Van 11 september 2017

in de zaak 16-1126

naar aanleiding van de klacht van:

klager

tegen

verweerder

1    VERLOOP VAN DE PROCEDURE

1.1    Bij e-mailbericht van 19 november 2015 (aangevuld bij brieven van 3 maart 2016 en 24 augustus 2016) heeft klager bij de deken van de orde van advocaten in het arrondissement Gelderland (hierna: de deken) een klacht ingediend over verweerder.

1.2    Bij brief aan de raad van 5 december 2016 met kenmerk K 15/126, door de raad ontvangen op 6 december 2016, heeft de deken de klacht ter kennis van de raad gebracht.

1.3    De klacht is behandeld ter zitting van de raad van 3 april 2017 in aanwezigheid van klager en verweerder. Van de behandeling is proces-verbaal opgemaakt.

1.4    Na de behandeling van de klacht ter zitting heeft verweerder op 11 april 2017 een wrakingsverzoek ingediend tegen een van de behandelend tuchtrechters. Bij beslissing van 26 juni 2017 heeft de wrakingskamer van de raad het wrakingsverzoek van verweerder afgewezen.

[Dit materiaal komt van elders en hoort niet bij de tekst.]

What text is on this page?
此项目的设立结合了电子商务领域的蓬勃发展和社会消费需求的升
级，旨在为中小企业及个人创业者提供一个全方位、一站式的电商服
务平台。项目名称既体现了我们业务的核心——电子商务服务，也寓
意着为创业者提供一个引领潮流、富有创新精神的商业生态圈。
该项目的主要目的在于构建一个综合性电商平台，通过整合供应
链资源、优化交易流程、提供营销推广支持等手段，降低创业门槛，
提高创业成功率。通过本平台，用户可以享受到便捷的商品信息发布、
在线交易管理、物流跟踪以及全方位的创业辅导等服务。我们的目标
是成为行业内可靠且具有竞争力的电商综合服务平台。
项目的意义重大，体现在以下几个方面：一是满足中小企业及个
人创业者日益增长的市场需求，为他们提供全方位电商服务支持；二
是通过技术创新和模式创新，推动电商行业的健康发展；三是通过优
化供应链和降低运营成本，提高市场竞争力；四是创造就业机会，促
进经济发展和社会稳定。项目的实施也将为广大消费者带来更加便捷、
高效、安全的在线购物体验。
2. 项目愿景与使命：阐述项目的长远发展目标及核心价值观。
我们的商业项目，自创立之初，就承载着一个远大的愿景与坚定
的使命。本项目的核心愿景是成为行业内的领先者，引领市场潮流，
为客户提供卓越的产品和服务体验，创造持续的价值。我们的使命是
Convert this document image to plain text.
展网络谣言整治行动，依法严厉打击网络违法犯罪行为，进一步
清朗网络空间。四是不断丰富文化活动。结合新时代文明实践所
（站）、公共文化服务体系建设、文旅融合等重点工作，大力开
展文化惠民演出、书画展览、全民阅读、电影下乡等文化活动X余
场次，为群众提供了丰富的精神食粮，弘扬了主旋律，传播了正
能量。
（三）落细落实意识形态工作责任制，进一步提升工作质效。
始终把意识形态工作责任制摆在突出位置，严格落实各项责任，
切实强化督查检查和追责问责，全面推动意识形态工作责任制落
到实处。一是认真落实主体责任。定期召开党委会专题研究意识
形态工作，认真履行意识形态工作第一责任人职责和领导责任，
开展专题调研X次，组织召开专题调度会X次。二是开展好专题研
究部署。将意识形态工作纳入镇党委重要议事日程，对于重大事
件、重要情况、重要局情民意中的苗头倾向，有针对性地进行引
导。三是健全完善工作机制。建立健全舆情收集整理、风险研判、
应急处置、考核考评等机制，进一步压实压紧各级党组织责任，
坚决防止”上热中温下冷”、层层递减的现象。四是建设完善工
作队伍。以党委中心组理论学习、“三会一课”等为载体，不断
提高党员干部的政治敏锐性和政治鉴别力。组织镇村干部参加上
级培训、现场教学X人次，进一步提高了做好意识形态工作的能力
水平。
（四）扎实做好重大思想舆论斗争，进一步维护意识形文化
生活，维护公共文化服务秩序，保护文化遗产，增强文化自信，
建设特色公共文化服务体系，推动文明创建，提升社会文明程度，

Op 1 augustus 2017 heeft verweerder opnieuw een wrakingsverzoek bij de raad ingediend tegen dezelfde tuchtrechter. De wrakingskamer van de raad heeft dit wrakingsverzoek bij beslissing van 28 augustus 2017 afgewezen.

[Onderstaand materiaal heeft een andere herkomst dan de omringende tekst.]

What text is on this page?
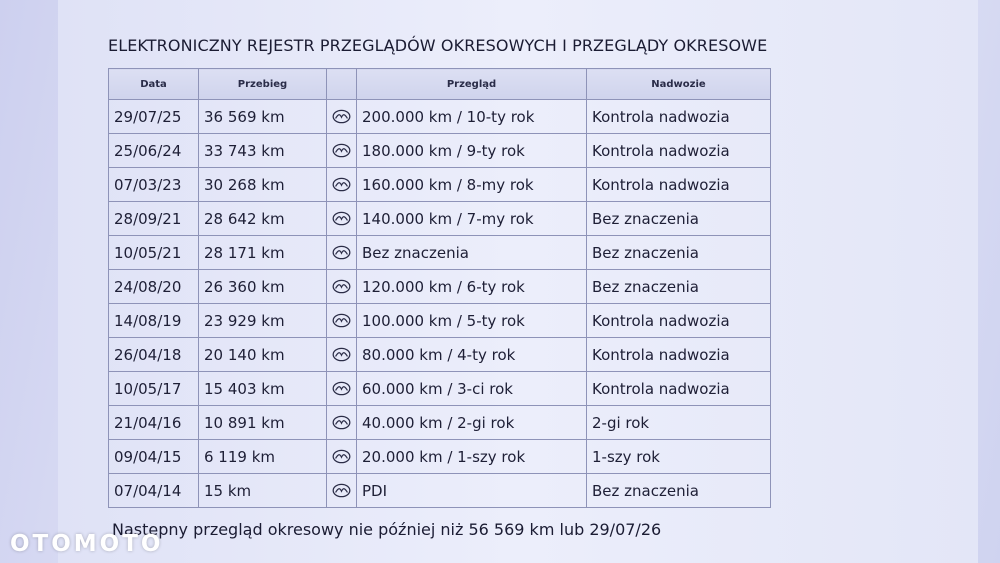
ELEKTRONICZNY REJESTR PRZEGLĄDÓW OKRESOWYCH I PRZEGLĄDY OKRESOWE
Data	Przebieg		Przegląd	Nadwozie
29/07/25	36 569 km		200.000 km / 10-ty rok	Kontrola nadwozia
25/06/24	33 743 km		180.000 km / 9-ty rok	Kontrola nadwozia
07/03/23	30 268 km		160.000 km / 8-my rok	Kontrola nadwozia
28/09/21	28 642 km		140.000 km / 7-my rok	Bez znaczenia
10/05/21	28 171 km		Bez znaczenia	Bez znaczenia
24/08/20	26 360 km		120.000 km / 6-ty rok	Bez znaczenia
14/08/19	23 929 km		100.000 km / 5-ty rok	Kontrola nadwozia
26/04/18	20 140 km		80.000 km / 4-ty rok	Kontrola nadwozia
10/05/17	15 403 km		60.000 km / 3-ci rok	Kontrola nadwozia
21/04/16	10 891 km		40.000 km / 2-gi rok	2-gi rok
09/04/15	6 119 km		20.000 km / 1-szy rok	1-szy rok
07/04/14	15 km		PDI	Bez znaczenia
Następny przegląd okresowy nie później niż 56 569 km lub 29/07/26
OTOMOTO
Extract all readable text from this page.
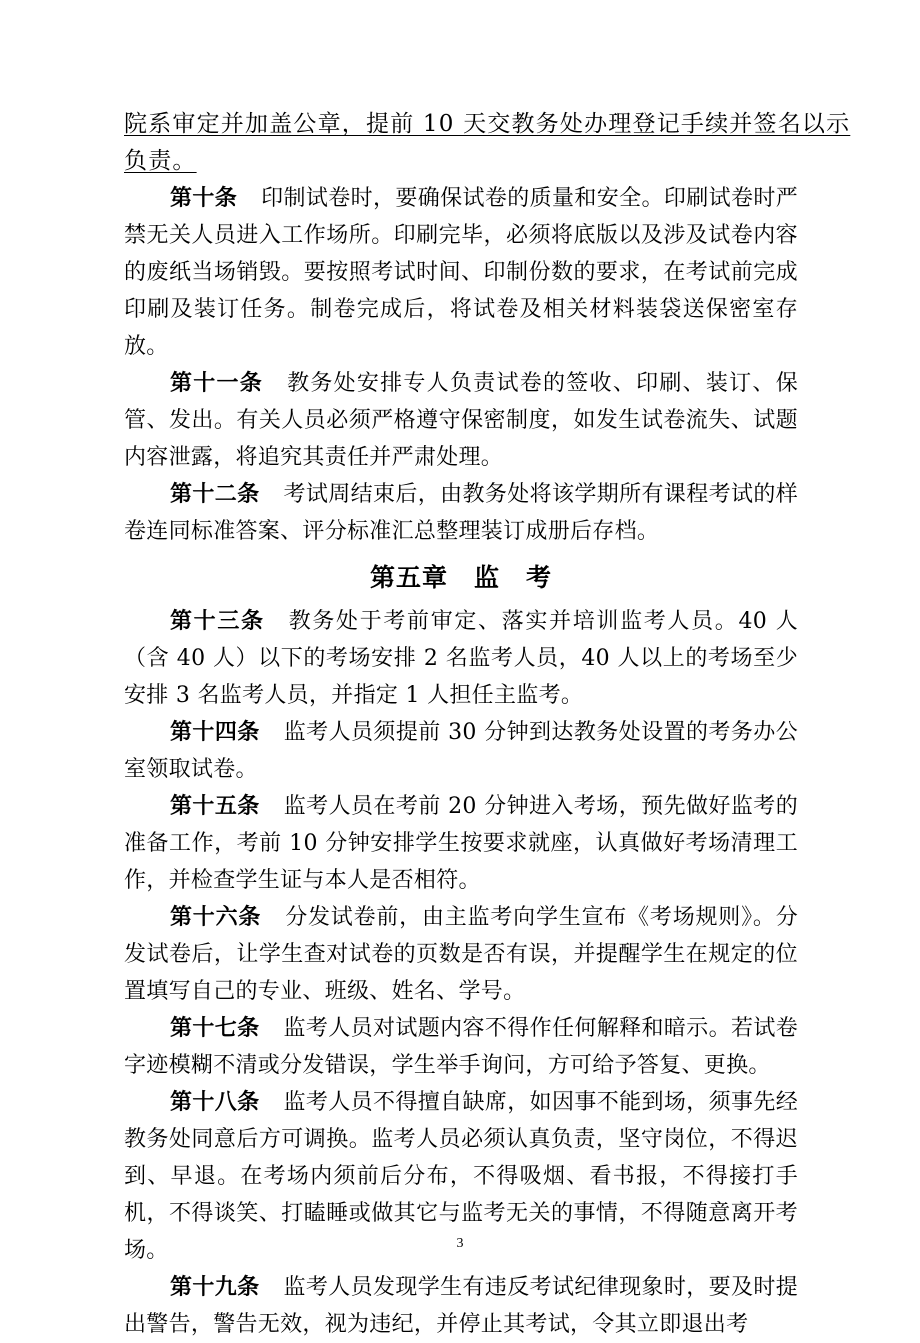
院系审定并加盖公章，提前 10 天交教务处办理登记手续并签名以示
负责。

第十条 印制试卷时，要确保试卷的质量和安全。印刷试卷时严禁无关人员进入工作场所。印刷完毕，必须将底版以及涉及试卷内容的废纸当场销毁。要按照考试时间、印制份数的要求，在考试前完成印刷及装订任务。制卷完成后，将试卷及相关材料装袋送保密室存放。

第十一条 教务处安排专人负责试卷的签收、印刷、装订、保管、发出。有关人员必须严格遵守保密制度，如发生试卷流失、试题内容泄露，将追究其责任并严肃处理。

第十二条 考试周结束后，由教务处将该学期所有课程考试的样卷连同标准答案、评分标准汇总整理装订成册后存档。

第五章　监　考

第十三条 教务处于考前审定、落实并培训监考人员。40 人（含 40 人）以下的考场安排 2 名监考人员，40 人以上的考场至少安排 3 名监考人员，并指定 1 人担任主监考。

第十四条 监考人员须提前 30 分钟到达教务处设置的考务办公室领取试卷。

第十五条 监考人员在考前 20 分钟进入考场，预先做好监考的准备工作，考前 10 分钟安排学生按要求就座，认真做好考场清理工作，并检查学生证与本人是否相符。

第十六条 分发试卷前，由主监考向学生宣布《考场规则》。分发试卷后，让学生查对试卷的页数是否有误，并提醒学生在规定的位置填写自己的专业、班级、姓名、学号。

第十七条 监考人员对试题内容不得作任何解释和暗示。若试卷字迹模糊不清或分发错误，学生举手询问，方可给予答复、更换。

第十八条 监考人员不得擅自缺席，如因事不能到场，须事先经教务处同意后方可调换。监考人员必须认真负责，坚守岗位，不得迟到、早退。在考场内须前后分布，不得吸烟、看书报，不得接打手机，不得谈笑、打瞌睡或做其它与监考无关的事情，不得随意离开考场。

第十九条 监考人员发现学生有违反考试纪律现象时，要及时提出警告，警告无效，视为违纪，并停止其考试，令其立即退出考

3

1.5    De raad heeft kennis genomen van:

- het van de deken ontvangen dossier.

2    FEITEN

Voor de beoordeling van de klacht wordt, gelet op de stukken en hetgeen ter zitting is verklaard, van de volgende vaststaande feiten uitgegaan.

2.1    Vanaf augustus 2012 tot april 2014 heeft verweerder klager bijgestaan in een letselschadezaak. In deze zaak heeft de verzekeraar van de wederpartij, Nationale Nederlanden (hierna: ‘de verzekeraar’), aansprakelijkheid voor het ongeval jegens klager erkend en in het kader van de schadeafwikkeling een aantal bedragen aan klager uitgekeerd.

2.2    Bij brief van 7 maart 2016 heeft de verzekeraar aan klager een overzicht verschaft van de verrichte betalingen:

“22 februari 2013, aan Stichting Derdengelden [naam advocatenkantoor verweerder], € 15.000,-

1 april 2014, aan Stichting Derdengelden [naam advocatenkantoor verweerder], € 5000,-

6 mei 2014, rechtstreeks aan u, € 5000,-

18 januari 2016, rechtstreeks aan u, € 15.000,- ”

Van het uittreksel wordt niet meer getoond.